Les Républicains doivent aussi présenter aux américains " une vision positive " de la politique. Pour le Washington Times, il s’agit donc de défendre " les valeurs de la vie, du mariage à chaque fois que celles ci sont attaquées par le nouveau gouvernement, la justice ou les membres du congres. " L’élection du premier président noir semble avoir marqué le journal, qui rappelle à ses partisans qu’il faut que les républicains soient ouvert à tous les américains quelques soient leur race, croyance ou passé politique.

Elephanteam

L'étoile montante Bobby Jindal se retire



Bobby JINDAL, gouverneur de Louisiane et étoile montante du Parti républicain, a indiqué mercredi 14 janvier, lors d’une conférence de presse, qu’il ne prendrait pas part à la course pour la Maison Blanche en 2012. Il est pourtant considéré par les Républicains comme un sérieux présidentiable au sein du parti. JINDAL fait presque figure d’OBAMA à la républicaine avec ses 37 ans et son aisance orale.
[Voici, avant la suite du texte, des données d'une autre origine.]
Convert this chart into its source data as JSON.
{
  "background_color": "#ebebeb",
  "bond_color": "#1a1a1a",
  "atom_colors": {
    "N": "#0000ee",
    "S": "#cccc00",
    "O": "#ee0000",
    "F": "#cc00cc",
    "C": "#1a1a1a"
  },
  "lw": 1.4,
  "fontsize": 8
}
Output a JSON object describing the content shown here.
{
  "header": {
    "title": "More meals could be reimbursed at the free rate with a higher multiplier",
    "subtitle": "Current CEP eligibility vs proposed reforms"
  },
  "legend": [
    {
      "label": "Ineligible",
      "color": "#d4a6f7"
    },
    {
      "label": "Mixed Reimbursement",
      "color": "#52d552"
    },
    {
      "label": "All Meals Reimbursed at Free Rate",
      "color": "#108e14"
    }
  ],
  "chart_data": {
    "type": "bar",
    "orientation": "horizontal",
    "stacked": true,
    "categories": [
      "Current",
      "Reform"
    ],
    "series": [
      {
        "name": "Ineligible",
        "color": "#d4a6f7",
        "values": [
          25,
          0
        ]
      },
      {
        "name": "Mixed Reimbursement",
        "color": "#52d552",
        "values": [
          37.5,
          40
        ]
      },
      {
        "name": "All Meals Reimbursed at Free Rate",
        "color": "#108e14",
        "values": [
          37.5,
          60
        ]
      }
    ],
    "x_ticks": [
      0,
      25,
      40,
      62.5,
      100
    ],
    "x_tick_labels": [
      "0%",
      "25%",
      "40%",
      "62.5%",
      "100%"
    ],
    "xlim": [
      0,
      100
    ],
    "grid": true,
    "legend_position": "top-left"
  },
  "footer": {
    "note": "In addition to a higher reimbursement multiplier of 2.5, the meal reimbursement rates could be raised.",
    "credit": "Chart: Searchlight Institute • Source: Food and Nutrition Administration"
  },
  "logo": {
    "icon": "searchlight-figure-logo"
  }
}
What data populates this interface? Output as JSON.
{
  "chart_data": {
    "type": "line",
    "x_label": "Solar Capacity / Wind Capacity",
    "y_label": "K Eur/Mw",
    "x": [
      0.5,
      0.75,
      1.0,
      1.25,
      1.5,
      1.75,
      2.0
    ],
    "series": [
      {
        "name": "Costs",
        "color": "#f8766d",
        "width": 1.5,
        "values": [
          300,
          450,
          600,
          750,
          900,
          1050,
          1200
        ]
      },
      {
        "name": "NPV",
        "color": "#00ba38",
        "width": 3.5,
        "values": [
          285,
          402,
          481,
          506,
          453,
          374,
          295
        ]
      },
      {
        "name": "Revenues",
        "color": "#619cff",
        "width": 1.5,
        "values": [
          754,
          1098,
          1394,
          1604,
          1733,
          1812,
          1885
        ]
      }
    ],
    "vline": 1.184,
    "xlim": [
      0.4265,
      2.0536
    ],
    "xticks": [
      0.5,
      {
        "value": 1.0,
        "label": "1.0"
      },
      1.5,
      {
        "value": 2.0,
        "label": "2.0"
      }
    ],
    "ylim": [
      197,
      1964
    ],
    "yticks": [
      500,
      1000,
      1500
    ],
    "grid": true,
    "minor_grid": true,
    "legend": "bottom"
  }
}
"Je pense qu’avant de penser à la prochaine course à la présidence, il vaut mieux remonter ses manches et coopérer avec lui ", a-t-il ajouté. " Peu importe que l’on ait voté pour lui ou non, Barack OBAMA est notre président. " Le gouverneur républicain emboîte le pas à John McCAIN en manifestant son intention de soutenir l’action du nouveau président des Etats-Unis, le démocrate Barack OBAMA.